As the fever left, and consciousness returned to stay, loneliness possessed him, entire and complete; except through the sense of touch, he was utterly isolated from his kind.
The days went by, until one came, after the pain had left his eyes, when they removed the bandages cautiously, and he saw the chintz figures of the wall-paper in the partly darkened room, and heaven itself could not have seemed a fairer vision.
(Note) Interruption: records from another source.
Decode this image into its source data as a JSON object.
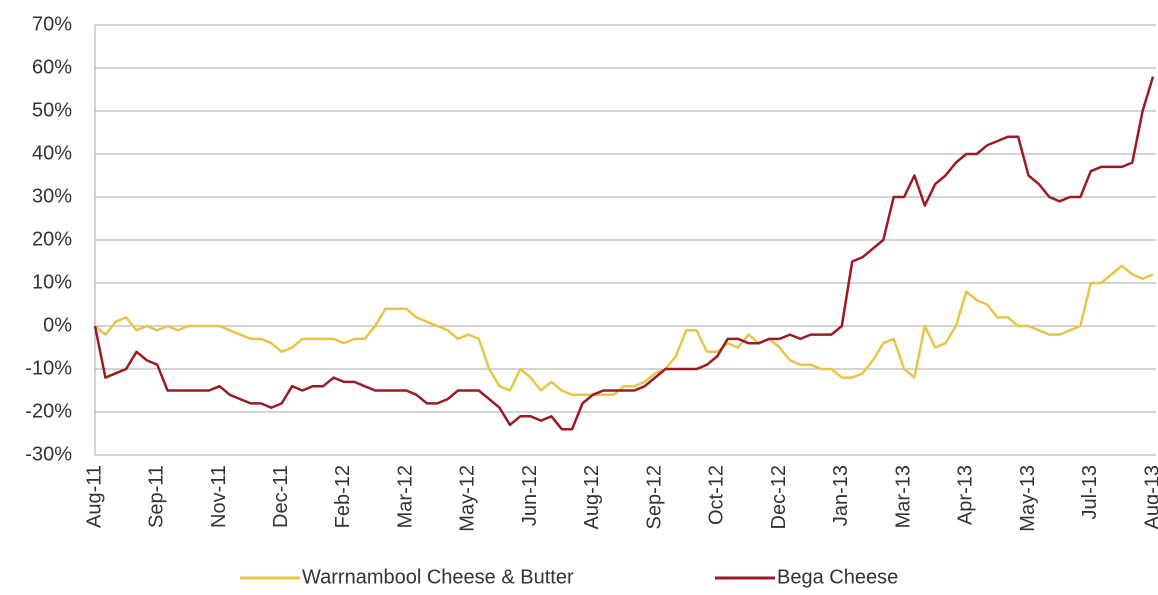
{
  "chart_data": {
    "type": "line",
    "categories": [
      "Aug-11",
      null,
      null,
      null,
      null,
      null,
      "Sep-11",
      null,
      null,
      null,
      null,
      null,
      "Nov-11",
      null,
      null,
      null,
      null,
      null,
      "Dec-11",
      null,
      null,
      null,
      null,
      null,
      "Feb-12",
      null,
      null,
      null,
      null,
      null,
      "Mar-12",
      null,
      null,
      null,
      null,
      null,
      "May-12",
      null,
      null,
      null,
      null,
      null,
      "Jun-12",
      null,
      null,
      null,
      null,
      null,
      "Aug-12",
      null,
      null,
      null,
      null,
      null,
      "Sep-12",
      null,
      null,
      null,
      null,
      null,
      "Oct-12",
      null,
      null,
      null,
      null,
      null,
      "Dec-12",
      null,
      null,
      null,
      null,
      null,
      "Jan-13",
      null,
      null,
      null,
      null,
      null,
      "Mar-13",
      null,
      null,
      null,
      null,
      null,
      "Apr-13",
      null,
      null,
      null,
      null,
      null,
      "May-13",
      null,
      null,
      null,
      null,
      null,
      "Jul-13",
      null,
      null,
      null,
      null,
      null,
      "Aug-13"
    ],
    "series": [
      {
        "name": "Warrnambool Cheese & Butter",
        "color": "#e8c547",
        "values": [
          0,
          -2,
          1,
          2,
          -1,
          0,
          -1,
          0,
          -1,
          0,
          0,
          0,
          0,
          -1,
          -2,
          -3,
          -3,
          -4,
          -6,
          -5,
          -3,
          -3,
          -3,
          -3,
          -4,
          -3,
          -3,
          0,
          4,
          4,
          4,
          2,
          1,
          0,
          -1,
          -3,
          -2,
          -3,
          -10,
          -14,
          -15,
          -10,
          -12,
          -15,
          -13,
          -15,
          -16,
          -16,
          -16,
          -16,
          -16,
          -14,
          -14,
          -13,
          -11,
          -10,
          -7,
          -1,
          -1,
          -6,
          -6,
          -4,
          -5,
          -2,
          -4,
          -3,
          -5,
          -8,
          -9,
          -9,
          -10,
          -10,
          -12,
          -12,
          -11,
          -8,
          -4,
          -3,
          -10,
          -12,
          0,
          -5,
          -4,
          0,
          8,
          6,
          5,
          2,
          2,
          0,
          0,
          -1,
          -2,
          -2,
          -1,
          0,
          10,
          10,
          12,
          14,
          12,
          11,
          12
        ]
      },
      {
        "name": "Bega Cheese",
        "color": "#9b1b24",
        "values": [
          0,
          -12,
          -11,
          -10,
          -6,
          -8,
          -9,
          -15,
          -15,
          -15,
          -15,
          -15,
          -14,
          -16,
          -17,
          -18,
          -18,
          -19,
          -18,
          -14,
          -15,
          -14,
          -14,
          -12,
          -13,
          -13,
          -14,
          -15,
          -15,
          -15,
          -15,
          -16,
          -18,
          -18,
          -17,
          -15,
          -15,
          -15,
          -17,
          -19,
          -23,
          -21,
          -21,
          -22,
          -21,
          -24,
          -24,
          -18,
          -16,
          -15,
          -15,
          -15,
          -15,
          -14,
          -12,
          -10,
          -10,
          -10,
          -10,
          -9,
          -7,
          -3,
          -3,
          -4,
          -4,
          -3,
          -3,
          -2,
          -3,
          -2,
          -2,
          -2,
          0,
          15,
          16,
          18,
          20,
          30,
          30,
          35,
          28,
          33,
          35,
          38,
          40,
          40,
          42,
          43,
          44,
          44,
          35,
          33,
          30,
          29,
          30,
          30,
          36,
          37,
          37,
          37,
          38,
          50,
          58
        ]
      }
    ],
    "ylim": [
      -30,
      70
    ],
    "yticks": [
      {
        "value": -30,
        "label": "-30%"
      },
      {
        "value": -20,
        "label": "-20%"
      },
      {
        "value": -10,
        "label": "-10%"
      },
      {
        "value": 0,
        "label": "0%"
      },
      {
        "value": 10,
        "label": "10%"
      },
      {
        "value": 20,
        "label": "20%"
      },
      {
        "value": 30,
        "label": "30%"
      },
      {
        "value": 40,
        "label": "40%"
      },
      {
        "value": 50,
        "label": "50%"
      },
      {
        "value": 60,
        "label": "60%"
      },
      {
        "value": 70,
        "label": "70%"
      }
    ],
    "grid": true
  }
}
Presently they let him read, a few words at a time, and the nurse wrote answers to his various questions on a pad that she kept upon the bed; but oftentimes, when he thought that he was speaking, he had in reality made no sound, for he could not hear his own voice.
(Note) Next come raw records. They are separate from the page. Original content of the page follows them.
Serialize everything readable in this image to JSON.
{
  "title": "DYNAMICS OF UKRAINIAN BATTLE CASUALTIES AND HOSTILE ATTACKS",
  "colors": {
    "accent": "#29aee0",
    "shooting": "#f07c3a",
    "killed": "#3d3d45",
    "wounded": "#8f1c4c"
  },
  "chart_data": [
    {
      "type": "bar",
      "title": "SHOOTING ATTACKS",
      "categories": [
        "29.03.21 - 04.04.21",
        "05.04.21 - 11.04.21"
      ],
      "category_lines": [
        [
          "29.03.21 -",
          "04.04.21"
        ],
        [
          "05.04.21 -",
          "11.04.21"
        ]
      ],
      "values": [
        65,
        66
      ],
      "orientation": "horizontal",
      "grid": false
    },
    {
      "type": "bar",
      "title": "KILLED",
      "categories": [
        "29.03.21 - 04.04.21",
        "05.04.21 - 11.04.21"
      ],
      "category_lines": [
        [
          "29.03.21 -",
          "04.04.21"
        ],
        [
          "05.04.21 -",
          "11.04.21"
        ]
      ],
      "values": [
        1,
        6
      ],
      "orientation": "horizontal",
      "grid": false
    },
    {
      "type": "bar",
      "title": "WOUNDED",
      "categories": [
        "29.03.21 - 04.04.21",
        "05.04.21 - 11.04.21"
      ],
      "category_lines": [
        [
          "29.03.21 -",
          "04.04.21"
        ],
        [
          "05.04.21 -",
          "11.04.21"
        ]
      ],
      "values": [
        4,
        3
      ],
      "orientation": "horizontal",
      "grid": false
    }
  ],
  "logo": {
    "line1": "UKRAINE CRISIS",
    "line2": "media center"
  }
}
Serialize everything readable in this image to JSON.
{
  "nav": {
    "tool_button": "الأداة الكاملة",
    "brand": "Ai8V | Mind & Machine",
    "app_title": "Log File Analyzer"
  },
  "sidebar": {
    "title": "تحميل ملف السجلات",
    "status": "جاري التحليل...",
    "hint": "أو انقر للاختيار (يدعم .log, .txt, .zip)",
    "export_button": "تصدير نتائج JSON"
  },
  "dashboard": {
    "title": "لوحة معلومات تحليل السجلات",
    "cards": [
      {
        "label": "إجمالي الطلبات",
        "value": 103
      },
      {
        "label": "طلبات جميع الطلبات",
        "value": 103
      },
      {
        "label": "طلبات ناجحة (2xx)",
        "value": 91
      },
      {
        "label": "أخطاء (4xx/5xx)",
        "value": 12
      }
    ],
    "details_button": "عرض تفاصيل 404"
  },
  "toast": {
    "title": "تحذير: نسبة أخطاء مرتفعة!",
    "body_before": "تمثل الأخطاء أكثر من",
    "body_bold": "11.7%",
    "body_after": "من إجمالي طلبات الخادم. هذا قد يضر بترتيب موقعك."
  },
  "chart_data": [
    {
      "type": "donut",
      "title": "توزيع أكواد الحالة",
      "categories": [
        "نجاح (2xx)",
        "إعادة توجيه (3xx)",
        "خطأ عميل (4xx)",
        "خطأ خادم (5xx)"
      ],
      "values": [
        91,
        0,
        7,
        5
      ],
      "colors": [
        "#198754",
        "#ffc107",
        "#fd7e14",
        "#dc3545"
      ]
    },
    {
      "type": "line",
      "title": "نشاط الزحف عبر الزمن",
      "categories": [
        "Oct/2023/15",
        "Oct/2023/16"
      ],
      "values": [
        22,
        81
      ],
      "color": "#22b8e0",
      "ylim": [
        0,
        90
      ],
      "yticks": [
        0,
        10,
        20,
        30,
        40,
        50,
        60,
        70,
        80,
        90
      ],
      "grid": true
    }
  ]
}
They brought the Boy, now fast gaining colour and strength, in to reassure him, and Asa, who smiled and puffed out his cheeks to show how he was gaining, left in his hand a little bunch of pansies and hardy English violets. The Man pressed them to his face, but scent was as dead as sound. Would he never again hear the wind in the grass, or Eileen’s voice laughing as they went fishing and the fish slipped the hook? Then it came to him, who for a moment had forgotten more recent events, remembering only the past, that hearing had nothing to do with this.
May fluttered past the Man as though on the wings of many birds. The sight of the lilacs under the window, and the apple blossoms scattered through the valley, were his portion of it, and the blood in his veins seemed to grow warm again and his heart began to take courage. The horses were plodding to and fro, ploughing the river meadow, but he did not ask who was guiding the work, or whether the men at the wagon shop were idle or busy; his head was still tired, so tired that he had scarcely the strength to think.
“You must try to rouse him now,” said the specialist, who was watching the unresponsive ears, to father; “with bodily health the hearing will return.”
It was June when he first crawled down the narrow stairs and took the Boy’s seat in the sunny porch, near which his dinner was spread by Aunt Louisa, who bustled about him affectionately, trying by gesture, as well as by written words, to raise his curiosity to the point of questioning how they were managing without him.
Every few days the Boy came with the doctor, now bringing him some little thing that he had made, or a bunch of wayside flowers. One day he brought a knot of white musk roses fastened together with grass. The Man caught at them eagerly, for such grew in the old garden at Eileen’s. Burying his nose in them, their fragrance penetrated the awakening sense, the same moment that a high-pitched peal of the Boy’s laughter, as he made the young dogs do their tricks, reached his ears. Ah! blessed Mother Nature, who had day and night been knitting, knitting, to rejoin the severed nerves and tissues that they might carry the messages to the brain once more!
Strawberries were ripe and passing, and the blush rose on the kitchen porch was shedding its satin petals when the Man said abruptly to father, who had this day come without the Boy: “When may Asa come home, Dr. Russell? It is a shame to trouble your daughter any longer, and besides, I need his company. I’ve been over the farm to-day, and to-morrow I shall go outside to the wagon shop; yes, to-morrow I must take up life again.”